A 14-year-old girl has been found guilty of arranging the killing of a "kind, ambitious and humble" schoolboy after a row over football.
Junior Nkwelle, 15, was knifed in the heart and lung on a housing estate in Brixton, south London, last September.
The Old Bailey found the girl and her boyfriend, 17, guilty of manslaughter but not guilty of murder.
The pair, who cannot be identified for legal reasons, will be sentenced on 5 April.
Jurors heard Junior and his friends had been playing football on the Loughborough estate when an argument broke out.
The girl and her friends appeared to have taken offence over some matter, jurors were told.
The court heard Junior was subsequently stabbed in the chest after his killer arrived on a bus.
'Teach him a lesson'
Jonathan Turner, QC, prosecuting, said it was likely the pair did not know each other and there was no previous quarrel between them.
He said: "He [the defendant] had been telephoned by his girlfriend and told to come to the estate to teach Junior Nkwelle a lesson.
"She thought that Junior had insulted her or been less than respectful to her.
"She was very angry and determined that he should be punished - indeed stabbed - to put things right."
Following the conviction, Junior's mother Stella issued a statement which said: "Junior was my first child.
"I cannot actually believe he has been taken from us and still at times I expect him to walk through the front door.
"Even five months on I feel in a daze, like this is a bad dream, and one day I will wake up and he will be there at home laughing and talking about football.
"Then I am hit by the sad reality and the pain is indescribable.
"I had no chance to help, or see him and say goodbye and tell him how much I love him because by the time I got to him my poor child had bled to death.
"I wake every day and see where my boy was killed, the vision of him lying on the floor wounded, breathless, motionless - a horrific vision that is engraved in my mind.

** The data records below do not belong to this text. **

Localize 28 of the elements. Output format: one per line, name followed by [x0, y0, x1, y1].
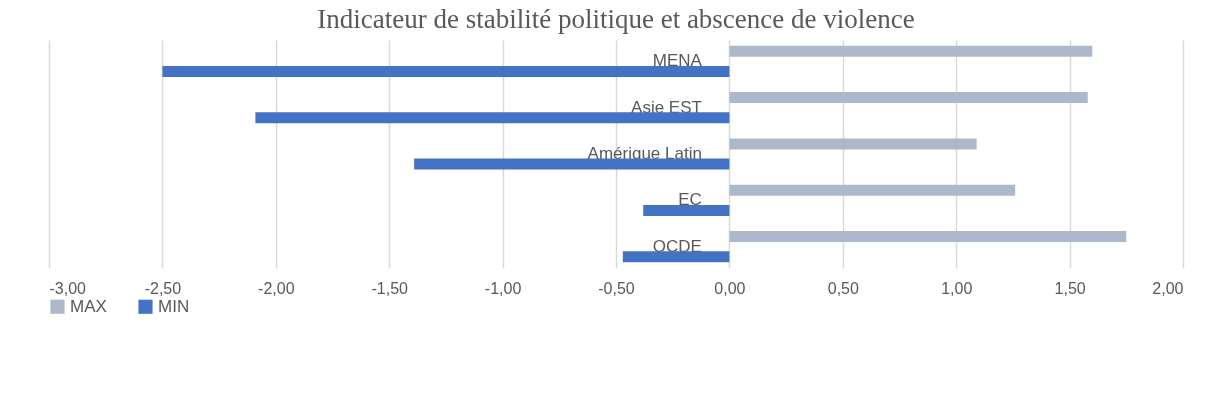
bar: [622, 251, 730, 263]
y-tick-label: MENA: [652, 51, 703, 71]
legend-label: MIN: [158, 296, 190, 316]
y-tick-label: Asie EST: [631, 97, 702, 117]
bar: [729, 138, 977, 150]
bar: [729, 45, 1093, 57]
bar: [255, 112, 730, 124]
x-tick-label: -0,50: [598, 279, 635, 297]
bar: [729, 184, 1016, 196]
bar: [414, 158, 730, 170]
x-tick-label: 1,00: [941, 279, 973, 297]
chart-title: Indicateur de stabilité politique et abscence de violence: [317, 4, 915, 34]
y-tick-label: OCDE: [652, 236, 702, 256]
y-tick-label: EC: [678, 190, 702, 210]
bar: [162, 65, 730, 77]
x-tick-label: -1,50: [371, 279, 409, 297]
x-tick-label: 2,00: [1152, 279, 1184, 297]
x-tick-label: -3,00: [49, 279, 87, 297]
x-tick-label: -2,00: [258, 279, 295, 297]
x-tick-label: -2,50: [144, 279, 182, 297]
x-tick-label: 0,00: [714, 279, 746, 297]
x-tick-label: -1,00: [484, 279, 522, 297]
bar: [729, 92, 1088, 104]
bar: [729, 231, 1127, 243]
x-tick-label: 0,50: [827, 279, 859, 297]
bar: [643, 204, 730, 216]
x-tick-label: 1,50: [1054, 279, 1086, 297]
legend-label: MAX: [70, 296, 107, 316]
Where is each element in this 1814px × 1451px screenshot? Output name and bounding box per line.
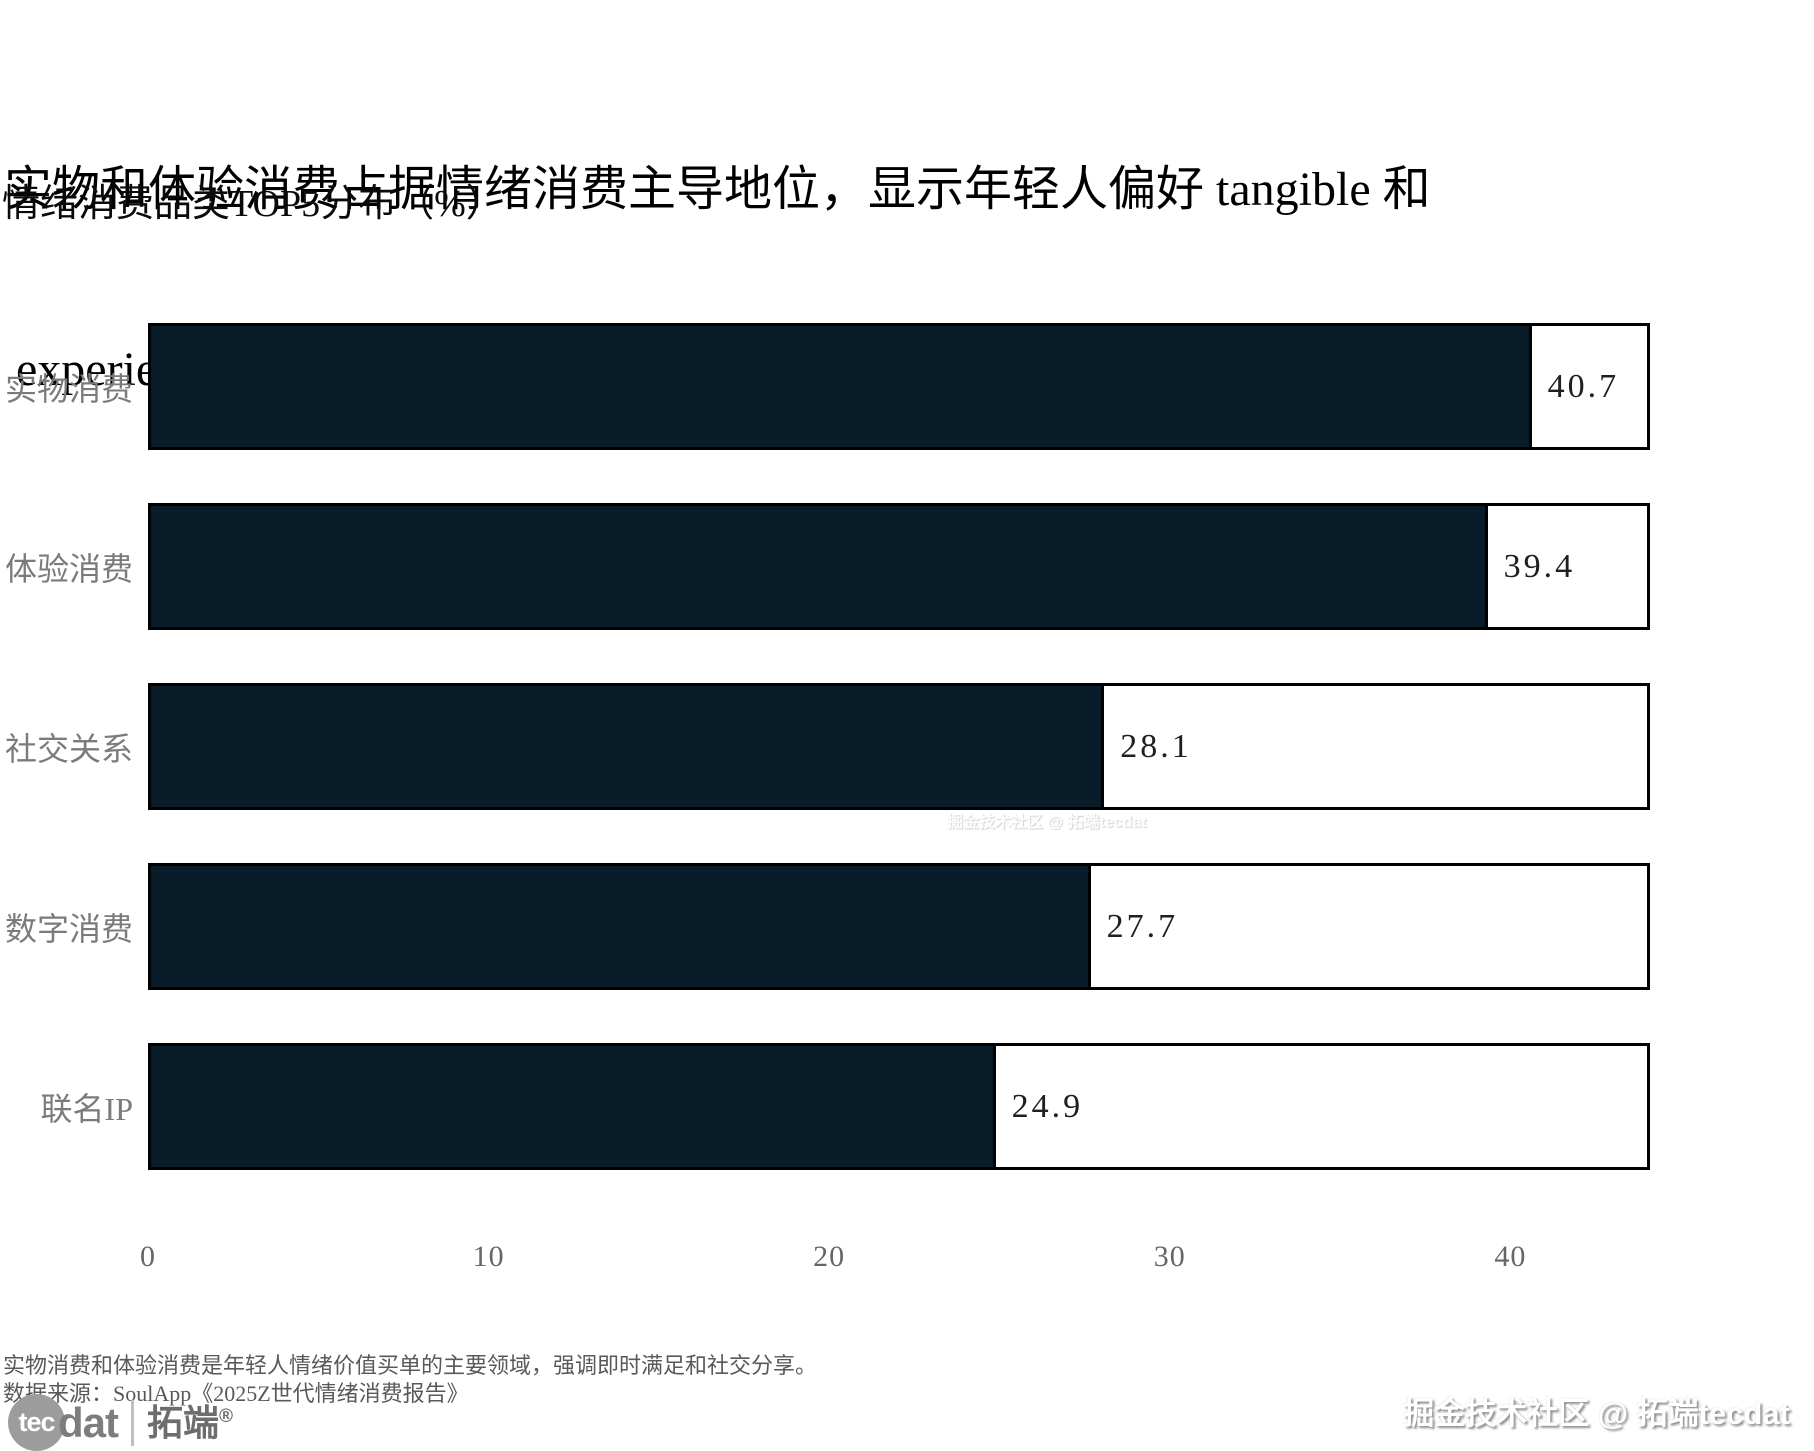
bar-row: 联名IP 24.9 xyxy=(0,1043,1650,1170)
value-label: 40.7 xyxy=(1547,367,1620,405)
category-label: 体验消费 xyxy=(4,550,133,587)
bar-fill xyxy=(151,506,1488,627)
logo-text-dat: dat xyxy=(58,1398,119,1446)
community-watermark: 掘金技术社区 @ 拓端tecdat xyxy=(1403,1396,1790,1431)
bar-fill xyxy=(151,686,1105,807)
footnote: 实物消费和体验消费是年轻人情绪价值买单的主要领域，强调即时满足和社交分享。 xyxy=(3,1353,818,1378)
category-label: 实物消费 xyxy=(4,370,133,407)
value-label: 39.4 xyxy=(1503,547,1576,585)
logo-text-cn: 拓端® xyxy=(147,1401,234,1443)
bar-track: 27.7 xyxy=(148,863,1650,990)
x-tick-label: 30 xyxy=(1153,1240,1186,1273)
bar-track: 24.9 xyxy=(148,1043,1650,1170)
source-note: 数据来源：SoulApp《2025Z世代情绪消费报告》 xyxy=(3,1381,469,1406)
value-label: 28.1 xyxy=(1120,727,1192,765)
chart-subtitle: 情绪消费品类TOP5分布（%） xyxy=(2,183,504,225)
bar-row: 实物消费 40.7 xyxy=(0,323,1650,450)
logo-cn-name: 拓端 xyxy=(147,1401,220,1443)
logo-circle: tec xyxy=(8,1394,65,1451)
x-axis-ticks: 0 10 20 30 40 xyxy=(140,1240,1650,1284)
registered-mark-icon: ® xyxy=(219,1405,234,1427)
logo-text-tec: tec xyxy=(18,1407,55,1437)
bar-fill xyxy=(151,866,1091,987)
bar-row: 数字消费 27.7 xyxy=(0,863,1650,990)
faint-watermark: 掘金技术社区 @ 拓端tecdat xyxy=(947,814,1147,831)
x-tick-label: 10 xyxy=(472,1240,505,1273)
x-tick-label: 0 xyxy=(140,1240,156,1273)
x-tick-label: 20 xyxy=(813,1240,846,1273)
bar-plot: 实物消费 40.7 体验消费 39.4 社交关系 28.1 数字消费 27.7 联名IP 24.9 xyxy=(0,323,1650,1170)
category-label: 联名IP xyxy=(40,1090,133,1127)
bar-fill xyxy=(151,326,1532,447)
bar-track: 28.1 xyxy=(148,683,1650,810)
bar-track: 39.4 xyxy=(148,503,1650,630)
bar-track: 40.7 xyxy=(148,323,1650,450)
tecdat-logo: tec dat 拓端® xyxy=(8,1394,233,1451)
value-label: 24.9 xyxy=(1011,1087,1084,1125)
category-label: 数字消费 xyxy=(4,910,133,947)
x-tick-label: 40 xyxy=(1494,1240,1527,1273)
bar-row: 社交关系 28.1 xyxy=(0,683,1650,810)
bar-row: 体验消费 39.4 xyxy=(0,503,1650,630)
value-label: 27.7 xyxy=(1106,907,1179,945)
category-label: 社交关系 xyxy=(4,730,133,767)
bar-fill xyxy=(151,1046,996,1167)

"At night when I try to sleep that horrific night revisits me."
Det Ch Insp Charles King, of the Homicide and Serious Crime Command, said: "The death of Junior Nkwelle illustrates the terrible consequences of what appears to be the casual acceptance that knives have a part to play in minor disputes between young people.
"I hope that these convictions today go some way in helping Junior's family move forward."